July 28, 2012

Fabric: Part Two

I didn't get any offers on the Xanax, but that's okay -- I sufficiently kicked the crap out Fabric Depot today, sans anxiety.

It helps to have an idea what you're looking for.  I knew that the poppy + diamondy patterned thing was going to be the start, and it blossomed from there.

And, it helped a lot getting a pep talk from my Momma beforehand.

I pursued only the kitchen stuff today, as more research is still required to figure out what needs to happen with the living room window.  I want it to be spectacular but not flashy.  Fresh and crispy but not stuffy.  I don't know precisely what that entails, thus I must Pinterest this monster.


The far left will be the table cloth at my coffee station, with possibly the more open dots as a secondary, smaller cloth over it.  I'm thinking the pattern might be a little too much and the dots break it up nicely.  The other three are to pull in the colors elsewhere.  I have a few tricks in mind.  Overall, I'm very pleased -- that I found stuff I genuinely like, but mostly that I didn't lose my shit at the Depot.  

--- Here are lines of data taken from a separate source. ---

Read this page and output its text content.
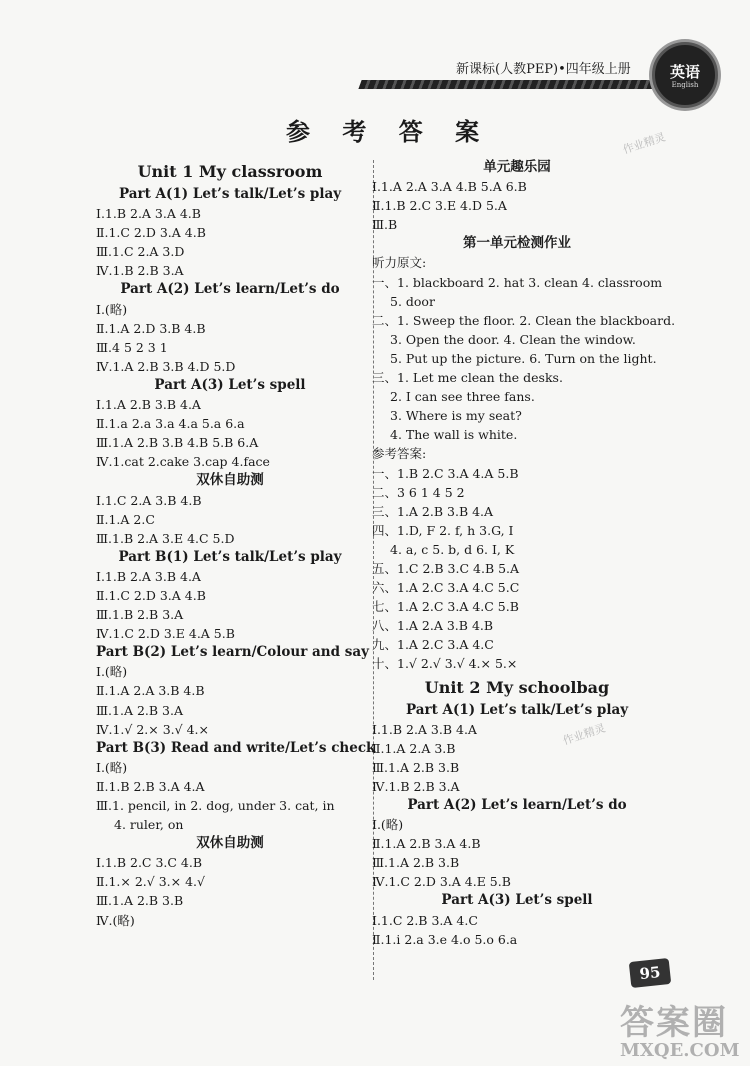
新课标(人教PEP)•四年级上册	英语
English
参 考 答 案	作业精灵
作业精灵
Unit 1 My classroom
Part A(1) Let’s talk/Let’s play
Ⅰ.1.B 2.A 3.A 4.B
Ⅱ.1.C 2.D 3.A 4.B
Ⅲ.1.C 2.A 3.D
Ⅳ.1.B 2.B 3.A
Part A(2) Let’s learn/Let’s do
Ⅰ.(略)
Ⅱ.1.A 2.D 3.B 4.B
Ⅲ.4 5 2 3 1
Ⅳ.1.A 2.B 3.B 4.D 5.D
Part A(3) Let’s spell
Ⅰ.1.A 2.B 3.B 4.A
Ⅱ.1.a 2.a 3.a 4.a 5.a 6.a
Ⅲ.1.A 2.B 3.B 4.B 5.B 6.A
Ⅳ.1.cat 2.cake 3.cap 4.face
双休自助测
Ⅰ.1.C 2.A 3.B 4.B
Ⅱ.1.A 2.C
Ⅲ.1.B 2.A 3.E 4.C 5.D
Part B(1) Let’s talk/Let’s play
Ⅰ.1.B 2.A 3.B 4.A
Ⅱ.1.C 2.D 3.A 4.B
Ⅲ.1.B 2.B 3.A
Ⅳ.1.C 2.D 3.E 4.A 5.B
Part B(2) Let’s learn/Colour and say
Ⅰ.(略)
Ⅱ.1.A 2.A 3.B 4.B
Ⅲ.1.A 2.B 3.A
Ⅳ.1.√ 2.× 3.√ 4.×
Part B(3) Read and write/Let’s check
Ⅰ.(略)
Ⅱ.1.B 2.B 3.A 4.A
Ⅲ.1. pencil, in 2. dog, under 3. cat, in
4. ruler, on
双休自助测
Ⅰ.1.B 2.C 3.C 4.B
Ⅱ.1.× 2.√ 3.× 4.√
Ⅲ.1.A 2.B 3.B
Ⅳ.(略)
单元趣乐园
Ⅰ.1.A 2.A 3.A 4.B 5.A 6.B
Ⅱ.1.B 2.C 3.E 4.D 5.A
Ⅲ.B
第一单元检测作业
听力原文:
一、1. blackboard 2. hat 3. clean 4. classroom
5. door
二、1. Sweep the floor. 2. Clean the blackboard.
3. Open the door. 4. Clean the window.
5. Put up the picture. 6. Turn on the light.
三、1. Let me clean the desks.
2. I can see three fans.
3. Where is my seat?
4. The wall is white.
参考答案:
一、1.B 2.C 3.A 4.A 5.B
二、3 6 1 4 5 2
三、1.A 2.B 3.B 4.A
四、1.D, F 2. f, h 3.G, I
4. a, c 5. b, d 6. I, K
五、1.C 2.B 3.C 4.B 5.A
六、1.A 2.C 3.A 4.C 5.C
七、1.A 2.C 3.A 4.C 5.B
八、1.A 2.A 3.B 4.B
九、1.A 2.C 3.A 4.C
十、1.√ 2.√ 3.√ 4.× 5.×
Unit 2 My schoolbag
Part A(1) Let’s talk/Let’s play
Ⅰ.1.B 2.A 3.B 4.A
Ⅱ.1.A 2.A 3.B
Ⅲ.1.A 2.B 3.B
Ⅳ.1.B 2.B 3.A
Part A(2) Let’s learn/Let’s do
Ⅰ.(略)
Ⅱ.1.A 2.B 3.A 4.B
Ⅲ.1.A 2.B 3.B
Ⅳ.1.C 2.D 3.A 4.E 5.B
Part A(3) Let’s spell
Ⅰ.1.C 2.B 3.A 4.C
Ⅱ.1.i 2.a 3.e 4.o 5.o 6.a
95
答案圈
MXQE.COM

After that I found myself a tasty little salad at a gluten free bakery and cafe called Tula.  I don't bother much with gluten or no gluten, or organic or inorganic, or whatever else, but I've passed by the front of this cafe a million times and it's so cute I had to stop in.  

spring mix
radish
tomato
fresh dill sprigs
fresh cilantro
carrot
some sort of unglutenized toasty bread thing
rosemary balsamic

NOM.


I came home and showed the fabric to my Boy, a little bit hesitant because you never know if people will share the excitement and delight of your creative endeavors.  I am very lucky that I received nothing but GUSHING, RAVE REVIEWS about how BEAUTIFUL these choices are, and how FUN and HAPPY they make him feel.  

That's a WIN in my book.

July 24, 2012

Fabric Frenzy

You know how you're never supposed to go to the grocery store hungry?

Well, you're never supposed to go to the fabric store when you're starving creatively, either.  Especially not Fabric Depot on 122nd.

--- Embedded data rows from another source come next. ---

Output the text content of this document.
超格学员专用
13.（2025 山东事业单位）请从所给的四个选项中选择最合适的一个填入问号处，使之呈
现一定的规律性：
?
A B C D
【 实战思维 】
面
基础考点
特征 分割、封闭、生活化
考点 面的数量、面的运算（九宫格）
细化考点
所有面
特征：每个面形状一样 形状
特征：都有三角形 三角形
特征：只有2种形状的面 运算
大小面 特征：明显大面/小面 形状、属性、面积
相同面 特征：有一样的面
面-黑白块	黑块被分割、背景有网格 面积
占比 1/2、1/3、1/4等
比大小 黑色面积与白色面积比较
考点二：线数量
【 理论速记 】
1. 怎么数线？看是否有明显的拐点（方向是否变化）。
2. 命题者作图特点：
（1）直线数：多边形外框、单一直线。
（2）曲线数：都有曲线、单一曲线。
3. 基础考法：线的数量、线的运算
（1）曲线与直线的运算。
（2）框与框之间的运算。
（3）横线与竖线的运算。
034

And especially not when you have a beautiful clean slate of an apartment just waiting for you to get your hands on it.  An apartment that, I will note, no fabric won't look fantastic in.  Wood floors + butter yellow walls + black accents + lots of light = uh, that sucks.  Everything looks good.

I called my mom after I took a nice long swim through the aisles.  I didn't tell her at the time, though I'm sure she sensed it, but I was panicking a little.  I don't do well with lots of choices.  You know, that "making decisions" thing.  It's tough for some people, okay?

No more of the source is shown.